Ainda Leonardo Pareja: os enigmas além da foto
Quando história pessoal, imprensa e controvérsia se cruzam no sequestro de uma jovem de família influente da capital baiana. Há 30 anos
O cerco em Feira de Santana
Em setembro de 1995, o Brasil voltou os olhos para Feira de Santana. O jovem Leonardo Pareja manteve como refém uma adolescente de 16 anos, integrante de uma família influente da Bahia. Durante três dias, a cidade viveu um cerco policial inédito. Pareja aparecia enrolado em lençóis, ameaçando a garota e negociando com a polícia. Há versões que sugerem que eles teriam se conhecido em uma boate em Salvador na noite anterior, mas não há confirmação oficial desse detalhe.

A escolha pelo confronto
Curiosamente, na época Pareja não era procurado pela Justiça. Se tivesse liberado a jovem de imediato, talvez passasse apenas alguns dias preso. Ele não pediu resgate e não apresentou exigências claras. Ainda assim, optou por prolongar o confronto, numa atitude que ampliou sua fama e marcou sua imagem como um criminoso audacioso.
O papel da imprensa
A cobertura do caso em Feira de Santana também entrou para a história. O fotógrafo Washington Nery, do jornal Feira Hoje, fez a imagem que ganhou repercussão nacional e foi premiada em salão de fotojornalismo. Além dele, tiveram papel central o editor Valdomiro Silva e o chefe de reportagem Augusto Ferreira. Este último chegou a ser arrolado como testemunha de defesa de Pareja, situação que ele considera absurda até hoje.

Infância e contradições
Apesar da trajetória criminosa, relatos dão conta de que Pareja teve uma formação considerada privilegiada. Teria estudado em boas escolas, falava inglês e chegou a aprender piano. Essas facetas contrastam com a imagem do bandido destemido e debochado que o país conheceu. A mistura de cultura, inteligência e violência ajudou a construir a aura controversa em torno de sua figura.
A mãe e a indenização
O destino da família também ganhou capítulos posteriores. A mãe, Carmem Pareja, moveu ação contra o Estado de Goiás pela morte do filho dentro do presídio, em 1996, quando ele foi executado por outros presos. Em 2011, a Justiça determinou o pagamento de R$ 105 mil por danos morais. O processo, no entanto, foi longo e há dúvidas se ela chegou a receber integralmente o valor antes de sua morte, em abril de 2023. Carmem foi enterrada em Goiânia, no mesmo túmulo do filho e do marido.

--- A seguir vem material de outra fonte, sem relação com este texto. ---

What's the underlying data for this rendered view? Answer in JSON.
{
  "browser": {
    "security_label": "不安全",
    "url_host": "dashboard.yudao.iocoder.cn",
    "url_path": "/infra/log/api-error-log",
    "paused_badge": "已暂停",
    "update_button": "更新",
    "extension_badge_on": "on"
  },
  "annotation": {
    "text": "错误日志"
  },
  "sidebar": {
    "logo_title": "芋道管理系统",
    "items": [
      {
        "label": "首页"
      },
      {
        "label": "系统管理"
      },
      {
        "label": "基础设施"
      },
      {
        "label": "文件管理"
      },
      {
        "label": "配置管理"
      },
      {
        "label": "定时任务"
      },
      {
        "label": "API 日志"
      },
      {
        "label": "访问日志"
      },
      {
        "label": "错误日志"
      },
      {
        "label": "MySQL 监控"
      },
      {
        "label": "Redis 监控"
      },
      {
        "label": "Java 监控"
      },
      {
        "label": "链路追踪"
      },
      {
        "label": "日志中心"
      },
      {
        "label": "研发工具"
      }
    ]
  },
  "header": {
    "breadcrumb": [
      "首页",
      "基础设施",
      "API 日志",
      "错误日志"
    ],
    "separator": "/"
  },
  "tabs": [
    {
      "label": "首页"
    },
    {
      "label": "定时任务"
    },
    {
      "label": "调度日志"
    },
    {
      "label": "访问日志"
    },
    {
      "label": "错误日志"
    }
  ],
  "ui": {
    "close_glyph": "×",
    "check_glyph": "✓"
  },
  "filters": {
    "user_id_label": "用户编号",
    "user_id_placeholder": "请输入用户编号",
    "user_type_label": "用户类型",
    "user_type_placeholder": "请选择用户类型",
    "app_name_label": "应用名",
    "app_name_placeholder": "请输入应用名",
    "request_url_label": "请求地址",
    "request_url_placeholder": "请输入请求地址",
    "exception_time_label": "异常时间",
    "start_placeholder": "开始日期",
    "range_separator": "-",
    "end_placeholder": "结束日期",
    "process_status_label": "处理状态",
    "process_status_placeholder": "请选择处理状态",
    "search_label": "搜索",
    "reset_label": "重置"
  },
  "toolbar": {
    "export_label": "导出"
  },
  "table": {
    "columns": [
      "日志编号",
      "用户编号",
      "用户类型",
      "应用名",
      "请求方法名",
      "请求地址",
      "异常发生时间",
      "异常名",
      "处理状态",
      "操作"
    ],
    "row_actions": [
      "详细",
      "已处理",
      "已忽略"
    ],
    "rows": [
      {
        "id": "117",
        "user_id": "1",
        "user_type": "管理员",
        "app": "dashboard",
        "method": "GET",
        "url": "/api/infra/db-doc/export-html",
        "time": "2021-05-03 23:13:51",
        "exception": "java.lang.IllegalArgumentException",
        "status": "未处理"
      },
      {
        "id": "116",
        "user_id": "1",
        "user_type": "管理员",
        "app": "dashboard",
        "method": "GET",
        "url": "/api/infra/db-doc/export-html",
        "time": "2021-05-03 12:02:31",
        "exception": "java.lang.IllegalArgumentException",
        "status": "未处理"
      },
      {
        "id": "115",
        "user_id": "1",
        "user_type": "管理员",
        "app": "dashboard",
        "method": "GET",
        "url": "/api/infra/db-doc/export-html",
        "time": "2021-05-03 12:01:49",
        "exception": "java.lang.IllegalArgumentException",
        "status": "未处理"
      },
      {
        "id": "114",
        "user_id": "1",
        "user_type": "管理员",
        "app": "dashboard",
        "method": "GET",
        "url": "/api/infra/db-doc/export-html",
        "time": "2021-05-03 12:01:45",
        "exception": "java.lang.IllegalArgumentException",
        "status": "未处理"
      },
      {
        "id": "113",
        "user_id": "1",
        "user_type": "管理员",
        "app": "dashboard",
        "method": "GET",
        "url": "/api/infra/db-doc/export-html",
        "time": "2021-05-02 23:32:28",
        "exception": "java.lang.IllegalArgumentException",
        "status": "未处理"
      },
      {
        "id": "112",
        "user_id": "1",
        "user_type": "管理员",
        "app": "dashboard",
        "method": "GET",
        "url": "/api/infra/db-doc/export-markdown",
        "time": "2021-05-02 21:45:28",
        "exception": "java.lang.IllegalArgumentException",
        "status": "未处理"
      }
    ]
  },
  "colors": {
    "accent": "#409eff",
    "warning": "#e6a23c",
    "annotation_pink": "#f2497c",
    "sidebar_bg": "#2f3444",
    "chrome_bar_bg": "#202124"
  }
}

Imagens: acervo Uefs – Museu Casa do Sertão
Prisões recentes e ecos da história
Décadas depois, os ecos do caso continuam a surgir. Em fevereiro de 2023, a Polícia Militar prendeu em Anápolis José Carlos dos Santos, condenado a 45 anos de prisão por participar do assassinato de Pareja no antigo Cepaigo, em 1996. Ele estava foragido desde 2018. O episódio mostra como a saga de Leonardo Pareja ainda reverbera na memória coletiva, misturando crime, justiça e imprensa, em uma história que não se apaga facilmente.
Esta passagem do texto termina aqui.